Thứ Bảy, 14 tháng 3, 2015

Daily reflection _ a prayer pleasing to God

A PRAYER PLEASING TO GOD
The tax collector "goes home justified" because he seeks God with humility, rather than with pride, and has true sorrow for his sins.  
Deacon John Ruscheinsky
The first reading, today, contains a prayer that God speaks through the prophet Hosea, and which He intends for the people in Hosea's community: "For it is love that I desire, not sacrifice, and knowledge of God rather than holocausts" (Hos 6:6). It would be good to take some time today and truly reflect upon this reading. The Responsorial Psalm we read, today, is the most recited of all the penitential Psalms. It can be seen as the response of Israel to Hosea's prophecy while they are in captivity: "My sacrifice, God, is a broken spirit; God, do not spurn a broken, humbled heart" (Ps 51:19).

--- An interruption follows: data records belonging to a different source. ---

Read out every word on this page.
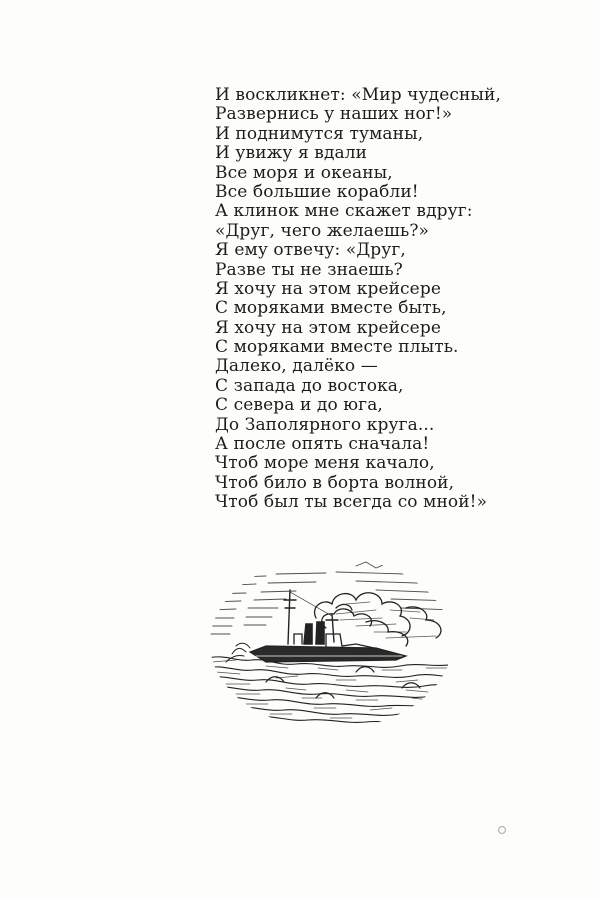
И воскликнет: «Мир чудесный,
Развернись у наших ног!»
И поднимутся туманы,
И увижу я вдали
Все моря и океаны,
Все большие корабли!
А клинок мне скажет вдруг:
«Друг, чего желаешь?»
Я ему отвечу: «Друг,
Разве ты не знаешь?
Я хочу на этом крейсере
С моряками вместе быть,
Я хочу на этом крейсере
С моряками вместе плыть.
Далеко, далёко —
С запада до востока,
С севера и до юга,
До Заполярного круга...
А после опять сначала!
Чтоб море меня качало,
Чтоб било в борта волной,
Чтоб был ты всегда со мной!»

In the Gospel of Luke, Jesus' parable speaks about the nature of prayer and our relationship with God. Jesus does this by contrasting two very different attitudes toward prayer. The Pharisees represent those who take pride in their religious practices, and who exalt themselves at the expense of others. Today, we hear about a Pharisee who is absorbed in his own sense of self-satisfaction and self-congratulation. His prayer is centered on himself rather than on God. On the other side of the coin, the tax collector humbles himself before God and begs for mercy. The tax collector "goes home justified" because he seeks God with humility, rather than with pride, and has true sorrow for his sins.
Here are a few questions we can ask ourselves and ponder on during our reflection time: How is Lent going for me? Has it been easy to enter into this time of year or has it been difficult, and, why is it going this way for me? Is where I am OK? Each day is a new beginning on one's journey through life. In times of difficulty, we can look to the prophet Hosea as a witness of living with an unwavering faith. This is why I recommend spending some time meditating on this reading.
Hosea gives us two things on which to focus our attention and efforts. First, he challenges us to be persons of steadfast love. We can express this by being part of our Church community and reaching out to someone in need, or just by doing something special for a family member or friend. Second, Hosea calls us to deepen our knowledge of God, not simply to know about God, but to know Him in a personal way - to be in relationship with Him. We need to be aware of His Presence in our lives.
Are you and I humbly seeking God's mercy, and showing mercy to others, especially to those whom we find difficult to be with?